Chancellor Philip Hammond says the CCC's cost estimates for the UK net zero emissions target are too low, and the actual price could carry wider economical consequence

philip hammond

UK Chancellor Philip Hammond (Credit: Chatham House/Wikimedia Commons)

The British government has been warned its target to reach net zero emissions in the UK by 2050 will cost more than £1tn and will render the country “economically uncompetitive” absent significant subsidies.

In a letter to Prime Minister Theresa May, seen by the Financial Times, Chancellor of the Exchequer Philip Hammond warned the lofty price would leave little in the pot for other exigent concerns such as schooling, policing and the NHS.

The net zero target, recommended by the Committee on Climate Change (CCC), is one of the world’s most ambitious, and represents a much steeper reductive curve than the current target of cutting emissions by 80% over the same timeframe.

The independent advisory body estimates the goal will cost £50bn annually, but the Department for Business, Energy and Industrial Strategy argues that number is £20bn too low.

“On the basis of these estimates, the total cost of transitioning to a zero-carbon economy is likely to be well in excess of a trillion pounds,” read Mr Hammond’s letter.

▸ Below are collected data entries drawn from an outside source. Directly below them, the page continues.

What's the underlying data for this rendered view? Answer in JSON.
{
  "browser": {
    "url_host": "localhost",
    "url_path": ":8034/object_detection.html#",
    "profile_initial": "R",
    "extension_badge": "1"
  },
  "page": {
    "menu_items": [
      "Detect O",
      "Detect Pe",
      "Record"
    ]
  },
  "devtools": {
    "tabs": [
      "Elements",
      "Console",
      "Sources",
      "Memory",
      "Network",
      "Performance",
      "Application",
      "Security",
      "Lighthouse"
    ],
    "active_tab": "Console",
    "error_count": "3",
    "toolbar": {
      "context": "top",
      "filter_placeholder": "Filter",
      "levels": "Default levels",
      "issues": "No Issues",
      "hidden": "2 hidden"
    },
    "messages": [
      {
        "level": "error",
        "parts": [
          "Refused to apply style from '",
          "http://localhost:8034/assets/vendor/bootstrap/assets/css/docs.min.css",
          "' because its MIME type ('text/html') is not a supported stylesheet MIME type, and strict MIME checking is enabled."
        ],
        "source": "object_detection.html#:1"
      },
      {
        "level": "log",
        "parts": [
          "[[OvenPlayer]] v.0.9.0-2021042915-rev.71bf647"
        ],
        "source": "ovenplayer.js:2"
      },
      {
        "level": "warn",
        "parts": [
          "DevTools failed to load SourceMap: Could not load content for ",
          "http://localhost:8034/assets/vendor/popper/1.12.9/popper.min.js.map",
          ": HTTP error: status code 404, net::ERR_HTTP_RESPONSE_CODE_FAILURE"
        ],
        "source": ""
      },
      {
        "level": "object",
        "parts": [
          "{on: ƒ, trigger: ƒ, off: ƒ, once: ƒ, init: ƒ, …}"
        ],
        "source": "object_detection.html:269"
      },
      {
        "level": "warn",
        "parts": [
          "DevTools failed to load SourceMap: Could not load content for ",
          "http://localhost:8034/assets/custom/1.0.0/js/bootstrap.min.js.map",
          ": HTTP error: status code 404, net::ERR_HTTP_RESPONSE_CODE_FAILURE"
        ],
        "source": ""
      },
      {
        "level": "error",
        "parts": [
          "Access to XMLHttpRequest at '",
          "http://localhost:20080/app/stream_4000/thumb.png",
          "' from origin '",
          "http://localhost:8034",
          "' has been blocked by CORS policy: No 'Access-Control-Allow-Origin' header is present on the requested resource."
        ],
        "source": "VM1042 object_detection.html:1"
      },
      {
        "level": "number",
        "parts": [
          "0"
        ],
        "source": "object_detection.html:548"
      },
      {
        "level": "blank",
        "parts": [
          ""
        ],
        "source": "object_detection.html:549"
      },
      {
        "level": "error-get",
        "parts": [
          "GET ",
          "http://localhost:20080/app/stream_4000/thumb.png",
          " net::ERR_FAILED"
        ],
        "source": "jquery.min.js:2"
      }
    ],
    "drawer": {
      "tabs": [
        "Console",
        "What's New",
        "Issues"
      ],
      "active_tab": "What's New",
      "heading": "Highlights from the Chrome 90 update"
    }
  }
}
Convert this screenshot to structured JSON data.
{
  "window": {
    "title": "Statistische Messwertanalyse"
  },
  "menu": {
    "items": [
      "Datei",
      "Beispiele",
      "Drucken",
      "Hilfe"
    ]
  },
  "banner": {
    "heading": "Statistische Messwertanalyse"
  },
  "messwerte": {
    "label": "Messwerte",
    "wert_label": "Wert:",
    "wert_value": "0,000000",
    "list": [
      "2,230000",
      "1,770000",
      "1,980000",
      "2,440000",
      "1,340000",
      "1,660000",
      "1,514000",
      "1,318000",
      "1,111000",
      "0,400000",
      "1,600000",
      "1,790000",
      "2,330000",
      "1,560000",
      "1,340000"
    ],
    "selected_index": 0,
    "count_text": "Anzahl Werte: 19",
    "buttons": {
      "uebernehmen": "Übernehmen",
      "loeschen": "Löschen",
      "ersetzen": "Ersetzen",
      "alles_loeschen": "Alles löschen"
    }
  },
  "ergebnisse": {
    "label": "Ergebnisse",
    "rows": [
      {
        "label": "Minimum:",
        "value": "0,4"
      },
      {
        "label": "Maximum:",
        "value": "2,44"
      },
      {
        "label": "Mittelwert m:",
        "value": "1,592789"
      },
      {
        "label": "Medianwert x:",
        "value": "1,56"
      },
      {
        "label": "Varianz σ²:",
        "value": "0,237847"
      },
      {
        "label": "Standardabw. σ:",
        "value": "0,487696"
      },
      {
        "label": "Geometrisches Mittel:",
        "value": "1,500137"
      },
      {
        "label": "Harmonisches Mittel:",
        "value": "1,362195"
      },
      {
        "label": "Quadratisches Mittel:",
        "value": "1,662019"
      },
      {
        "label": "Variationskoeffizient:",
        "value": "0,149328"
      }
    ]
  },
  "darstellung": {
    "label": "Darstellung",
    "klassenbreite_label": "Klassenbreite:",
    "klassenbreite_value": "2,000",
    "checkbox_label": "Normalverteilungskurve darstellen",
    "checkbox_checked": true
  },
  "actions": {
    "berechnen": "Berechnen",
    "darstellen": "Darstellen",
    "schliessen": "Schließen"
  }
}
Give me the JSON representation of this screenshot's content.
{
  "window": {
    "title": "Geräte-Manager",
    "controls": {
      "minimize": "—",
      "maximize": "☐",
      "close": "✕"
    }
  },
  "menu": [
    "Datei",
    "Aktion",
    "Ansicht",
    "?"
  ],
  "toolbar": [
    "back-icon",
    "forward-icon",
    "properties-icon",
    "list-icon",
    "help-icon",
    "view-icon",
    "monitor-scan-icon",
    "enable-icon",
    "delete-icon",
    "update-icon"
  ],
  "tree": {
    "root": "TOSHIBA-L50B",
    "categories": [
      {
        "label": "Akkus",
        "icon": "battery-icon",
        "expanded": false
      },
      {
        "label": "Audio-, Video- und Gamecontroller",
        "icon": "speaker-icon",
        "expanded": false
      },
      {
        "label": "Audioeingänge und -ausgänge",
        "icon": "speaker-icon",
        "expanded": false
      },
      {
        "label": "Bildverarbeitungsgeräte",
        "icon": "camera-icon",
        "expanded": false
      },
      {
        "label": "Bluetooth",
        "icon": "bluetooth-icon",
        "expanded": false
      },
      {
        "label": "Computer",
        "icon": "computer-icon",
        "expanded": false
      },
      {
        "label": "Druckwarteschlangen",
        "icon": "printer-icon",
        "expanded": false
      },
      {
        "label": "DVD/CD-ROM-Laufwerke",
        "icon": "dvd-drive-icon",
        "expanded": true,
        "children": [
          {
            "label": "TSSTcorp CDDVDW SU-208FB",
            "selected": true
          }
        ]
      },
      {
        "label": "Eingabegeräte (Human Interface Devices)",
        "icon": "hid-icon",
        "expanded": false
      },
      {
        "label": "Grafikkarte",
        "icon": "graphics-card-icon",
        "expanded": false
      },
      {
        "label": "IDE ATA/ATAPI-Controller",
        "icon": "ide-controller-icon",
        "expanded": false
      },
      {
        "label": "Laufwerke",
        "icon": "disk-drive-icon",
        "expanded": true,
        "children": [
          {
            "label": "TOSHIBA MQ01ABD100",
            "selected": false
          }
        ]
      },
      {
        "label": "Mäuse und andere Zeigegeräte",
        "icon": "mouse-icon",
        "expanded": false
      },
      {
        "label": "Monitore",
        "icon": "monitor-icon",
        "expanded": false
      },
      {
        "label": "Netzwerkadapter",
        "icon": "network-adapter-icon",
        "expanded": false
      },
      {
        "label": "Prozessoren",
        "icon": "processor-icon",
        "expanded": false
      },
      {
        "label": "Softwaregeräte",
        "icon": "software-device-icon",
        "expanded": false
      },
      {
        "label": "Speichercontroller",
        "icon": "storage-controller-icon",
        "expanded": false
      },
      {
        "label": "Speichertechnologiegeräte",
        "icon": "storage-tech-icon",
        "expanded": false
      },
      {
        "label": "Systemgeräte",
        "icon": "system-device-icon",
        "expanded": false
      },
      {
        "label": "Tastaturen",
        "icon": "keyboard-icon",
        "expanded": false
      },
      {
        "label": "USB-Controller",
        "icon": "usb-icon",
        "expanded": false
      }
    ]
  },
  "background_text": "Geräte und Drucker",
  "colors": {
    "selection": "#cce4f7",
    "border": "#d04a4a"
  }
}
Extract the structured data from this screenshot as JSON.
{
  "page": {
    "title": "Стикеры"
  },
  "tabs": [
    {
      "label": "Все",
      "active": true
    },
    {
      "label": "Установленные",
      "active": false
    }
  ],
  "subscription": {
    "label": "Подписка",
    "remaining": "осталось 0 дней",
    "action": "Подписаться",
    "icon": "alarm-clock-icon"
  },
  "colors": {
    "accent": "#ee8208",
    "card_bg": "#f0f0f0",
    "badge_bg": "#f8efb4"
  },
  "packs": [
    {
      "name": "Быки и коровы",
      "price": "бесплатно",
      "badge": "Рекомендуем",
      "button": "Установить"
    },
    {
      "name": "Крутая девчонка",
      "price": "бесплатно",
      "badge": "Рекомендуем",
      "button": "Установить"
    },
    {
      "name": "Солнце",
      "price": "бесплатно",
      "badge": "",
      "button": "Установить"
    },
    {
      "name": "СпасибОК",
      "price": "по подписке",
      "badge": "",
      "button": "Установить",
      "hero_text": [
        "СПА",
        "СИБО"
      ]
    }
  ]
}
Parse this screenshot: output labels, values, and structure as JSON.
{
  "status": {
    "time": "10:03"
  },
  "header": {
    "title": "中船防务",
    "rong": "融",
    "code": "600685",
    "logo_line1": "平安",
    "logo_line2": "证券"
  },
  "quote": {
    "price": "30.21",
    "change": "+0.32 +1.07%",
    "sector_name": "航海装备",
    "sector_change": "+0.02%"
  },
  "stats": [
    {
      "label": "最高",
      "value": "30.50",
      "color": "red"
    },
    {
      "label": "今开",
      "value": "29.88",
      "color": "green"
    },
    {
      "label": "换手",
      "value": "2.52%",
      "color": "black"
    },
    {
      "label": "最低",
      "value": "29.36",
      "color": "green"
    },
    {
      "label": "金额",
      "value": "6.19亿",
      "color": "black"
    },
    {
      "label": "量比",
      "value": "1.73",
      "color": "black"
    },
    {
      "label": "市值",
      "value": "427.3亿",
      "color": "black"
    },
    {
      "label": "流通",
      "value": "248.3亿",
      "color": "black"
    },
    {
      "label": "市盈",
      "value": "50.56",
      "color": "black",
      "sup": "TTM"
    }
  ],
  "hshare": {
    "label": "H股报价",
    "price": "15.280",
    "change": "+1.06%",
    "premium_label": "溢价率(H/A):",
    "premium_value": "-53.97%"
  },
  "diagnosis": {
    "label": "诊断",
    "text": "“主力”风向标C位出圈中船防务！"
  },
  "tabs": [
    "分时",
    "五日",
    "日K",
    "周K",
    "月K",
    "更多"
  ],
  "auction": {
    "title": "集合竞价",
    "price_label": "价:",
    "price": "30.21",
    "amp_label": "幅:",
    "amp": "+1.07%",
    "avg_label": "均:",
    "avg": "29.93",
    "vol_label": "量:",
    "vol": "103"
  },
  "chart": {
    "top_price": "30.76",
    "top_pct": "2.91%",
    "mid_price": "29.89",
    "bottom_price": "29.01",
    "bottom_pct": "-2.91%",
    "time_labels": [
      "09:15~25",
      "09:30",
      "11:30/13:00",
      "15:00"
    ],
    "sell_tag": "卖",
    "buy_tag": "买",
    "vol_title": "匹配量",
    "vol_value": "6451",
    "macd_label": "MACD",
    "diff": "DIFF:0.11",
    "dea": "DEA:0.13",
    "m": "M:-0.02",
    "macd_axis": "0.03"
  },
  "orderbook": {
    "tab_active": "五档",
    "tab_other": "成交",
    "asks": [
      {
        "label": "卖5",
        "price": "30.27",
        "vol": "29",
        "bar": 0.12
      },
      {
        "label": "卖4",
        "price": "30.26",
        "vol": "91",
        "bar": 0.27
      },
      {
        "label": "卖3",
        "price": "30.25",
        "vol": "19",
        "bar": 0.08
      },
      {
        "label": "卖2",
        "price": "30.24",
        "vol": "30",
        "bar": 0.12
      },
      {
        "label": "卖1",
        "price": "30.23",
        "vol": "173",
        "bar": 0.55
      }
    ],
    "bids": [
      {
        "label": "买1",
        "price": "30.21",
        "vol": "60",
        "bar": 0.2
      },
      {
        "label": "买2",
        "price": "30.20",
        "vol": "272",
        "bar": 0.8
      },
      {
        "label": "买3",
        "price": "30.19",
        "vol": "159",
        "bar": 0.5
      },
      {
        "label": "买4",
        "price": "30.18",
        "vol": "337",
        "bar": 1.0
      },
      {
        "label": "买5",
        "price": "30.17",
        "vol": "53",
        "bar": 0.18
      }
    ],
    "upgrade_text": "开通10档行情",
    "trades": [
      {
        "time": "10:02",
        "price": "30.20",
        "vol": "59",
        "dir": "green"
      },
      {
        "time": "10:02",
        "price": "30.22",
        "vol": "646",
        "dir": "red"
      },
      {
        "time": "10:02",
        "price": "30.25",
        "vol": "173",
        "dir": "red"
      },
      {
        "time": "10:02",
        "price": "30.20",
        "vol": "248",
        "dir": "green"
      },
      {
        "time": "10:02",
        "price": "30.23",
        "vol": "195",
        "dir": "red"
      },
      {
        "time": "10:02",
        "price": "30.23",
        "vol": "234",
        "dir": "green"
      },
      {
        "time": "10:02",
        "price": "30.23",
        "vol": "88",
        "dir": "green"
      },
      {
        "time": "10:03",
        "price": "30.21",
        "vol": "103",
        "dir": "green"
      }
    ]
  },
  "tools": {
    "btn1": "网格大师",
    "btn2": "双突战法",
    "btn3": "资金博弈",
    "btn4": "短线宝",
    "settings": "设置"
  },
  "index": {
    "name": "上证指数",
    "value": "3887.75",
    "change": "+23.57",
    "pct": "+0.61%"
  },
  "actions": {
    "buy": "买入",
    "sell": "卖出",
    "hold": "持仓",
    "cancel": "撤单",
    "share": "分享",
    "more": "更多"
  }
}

“This would almost certainly include increased government spending, meaning less money would be available for other areas of public spending.”


UK 2050 zero emissions target: Analysing the cost

Mr Hammond’s letter suggested the UK is off track with regard to cutting emissions by 80%, and to increase the target further would require an “ambitious policy response” to have any hope of success.

He wrote that, in order to reach its goal, Britain would have to introduce a plethora of schemes aimed at cutting emissions such as mass tree-planting or carbon capture and storage at a scale as yet unseen.

The 63-year-old also suggested the country would need to decarbonise almost all heating, presenting households nationwide with the costly problem of replacing gas boilers and existing insulation.

In addition, the Chancellor claimed farming practices would require a major overhaul, while petrol and diesel cars would need to be banned in their entirety and charging points for electric vehicles would need to be installed en masse.

Mr Hammond argued a review by the Treasury regarding how to minimise the cost to the taxpayer of the net zero target for would be in Downing Street’s interest, while including a “get-out clause” should other countries not follow suit could also prove prudent.

Mrs May is expected to introduce the legislation, which she is understood to view as a critical part of her legacy, on 11 June.